I got an offer for a 0 percent balance transfer card. It's for 12 months. I have $5,400 now on a card that has a 16 percent APR, so I think that this would be a good move. I've never moved a balance, though, and I imagine there are ways the credit card company will make money off of me. So what am I not thinking about? How can I tell if this is a good move?
As they say, there's no such thing as a free lunch, so you're right to be cautious. Banks are in the business of making money, and 0 percent APR
balance transfer offers are no exception. While these may seem like free loans, if you don't play your cards right, the banks end up making more money than they give up.
Answering these questions will help you decide if this transfer is a good move.
What is the balance transfer fee? Most 0 percent APR offers come with a fee, typically around 3 percent. So for each $1,000 you transfer, you pay a $30 fee. In your case, the fee would amount to $162 if you transfer the full balance.

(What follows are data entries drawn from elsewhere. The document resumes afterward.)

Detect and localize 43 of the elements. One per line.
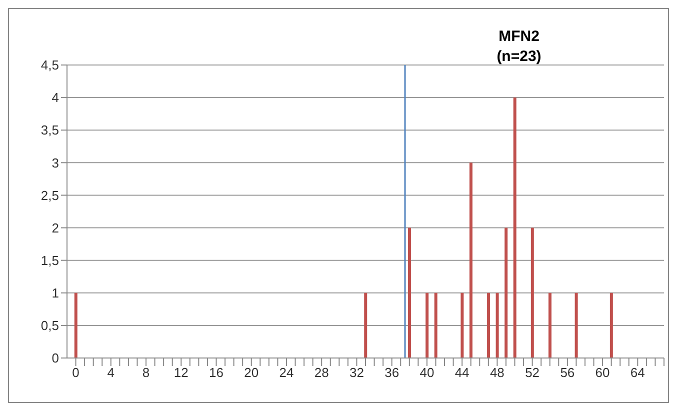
x-tick-label: 12: [174, 365, 188, 380]
y-tick-label: 3: [52, 155, 59, 170]
x-tick-label: 20: [244, 365, 259, 380]
x-tick-label: 40: [420, 365, 434, 380]
chart-title: MFN2 (n=23): [496, 27, 542, 67]
bar: [487, 292, 490, 358]
y-tick-label: 2,5: [40, 188, 59, 203]
x-tick-label: 60: [595, 365, 610, 380]
x-tick-label: 28: [314, 365, 329, 380]
bar: [530, 228, 534, 358]
bar: [610, 292, 613, 358]
bar: [364, 292, 368, 358]
bar: [496, 292, 499, 358]
bar: [548, 292, 552, 358]
y-tick-label: 4,5: [40, 58, 59, 73]
bar: [574, 292, 578, 358]
bar: [426, 292, 429, 358]
bar: [504, 228, 508, 358]
x-tick-label: 8: [142, 365, 150, 380]
y-tick-label: 0: [52, 350, 59, 366]
y-tick-label: 1: [52, 286, 59, 301]
x-tick-label: 0: [72, 365, 80, 380]
x-tick-label: 44: [454, 365, 470, 380]
x-tick-label: 36: [384, 365, 400, 380]
x-tick-label: 52: [525, 365, 540, 380]
y-tick-label: 4: [52, 90, 59, 106]
bar: [460, 292, 464, 358]
bar: [513, 98, 516, 358]
x-tick-label: 56: [560, 365, 575, 380]
x-tick-label: 16: [209, 365, 224, 380]
bar: [408, 228, 412, 358]
y-tick-label: 1,5: [40, 252, 59, 268]
x-tick-label: 48: [490, 365, 504, 380]
y-tick-label: 0,5: [40, 318, 59, 334]
x-tick-label: 24: [279, 365, 294, 380]
bar: [74, 292, 78, 358]
x-tick-label: 4: [107, 365, 115, 380]
bar: [434, 292, 438, 358]
y-tick-label: 3,5: [40, 122, 59, 138]
x-tick-label: 32: [349, 365, 364, 380]
y-tick-label: 2: [52, 220, 59, 236]
x-tick-label: 64: [630, 365, 645, 380]
bar: [469, 162, 472, 358]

How much would I save? To see if the balance transfer is worth the trouble, calculate what you'll save in interest charges. Let's assume you pay off the balance in a year (which is what you were planning to do, right?). If you kept the balance on your existing card, you'd pay $480 in interest. You'd pay nothing in interest on the balance transfer card. So subtract the $162 balance transfer fee, and we're talking a savings of $318.
How much do I have to pay to save money on interest? If you transfer the $5,400 balance, plus the balance transfer fee of $162, your new balance will be $5,562. In order not to incur interest during the 12-month promotional period, you will have to pay 12 equal installments of $463.50. If you cannot afford to pay that much every month for a year, then you will have some balance left over that will be subject to a much higher interest rate once the 12-month promotional period expires.
What will the purchase APR be after the 0 percent period? OK, let's consider the possibility that you may not, in fact, pay the balance off in a year. Most balance transfer cards come with higher-than-average purchase APRs, as high as 22.99 percent. If you were wondering exactly how banks make money off 0 percent balance transfers, this is one way. Many consumers taking out a balance transfer won't be able to pay the balance off before the 0 percent APR offer expires, so they get stuck paying high interest rates on the remaining balance.
What will the remaining balance be on the card once the 0 percent APR offer expires? To determine this, simply multiply your estimated monthly payments by 12. Let's say that you can only pay $200 per month on the new card. That's $2,400 in a year, so you'd end up with a balance of $3,000 at the end of the promotional period. Add the $162 balance transfer fee, and you'd be looking at a remaining balance of $3,162. That's not as bad as the $5,400 you had originally — but remember that you'll still have to pay off the $3,162 at a higher interest rate.
Will I be worse off? Worst-case scenario, if you end up with a card charging 22.99 percent at the end of the 0 percent offer, you'd now be paying 7 percent more in interest on the remaining balance. For each $1,000 remaining on the card, you'd now be paying about $230 in interest a year, instead of $160. The longer you keep a balance on the new card, the more you will undermine those balance transfer savings.
Will this affect my credit? Applying for a new credit card could also affect your credit score. Getting a new credit line will help your score in the long run, if you keep balances low in relation to the credit limit. On the other hand, applying for new credit card, particularly if done frequently, can hurt your score. If you carry high balances (in relation to your credit limit) for a long time, that can hurt scores even more.
Do I have the discipline to take on extra credit? If you still decide the transfer is worth it, you need to ask yourself the hardest question of all: Will taking on more (and cheap) credit cause you to spend more?
If knowing that you're saving money will cause you to make more impulse buys, you'll be canceling out your savings.
In short, when used with caution and discipline, 0 percent balance transfer offers can save you a good amount of money on credit card interest only if you are able to repay the entire amount during the zero interest promotional period.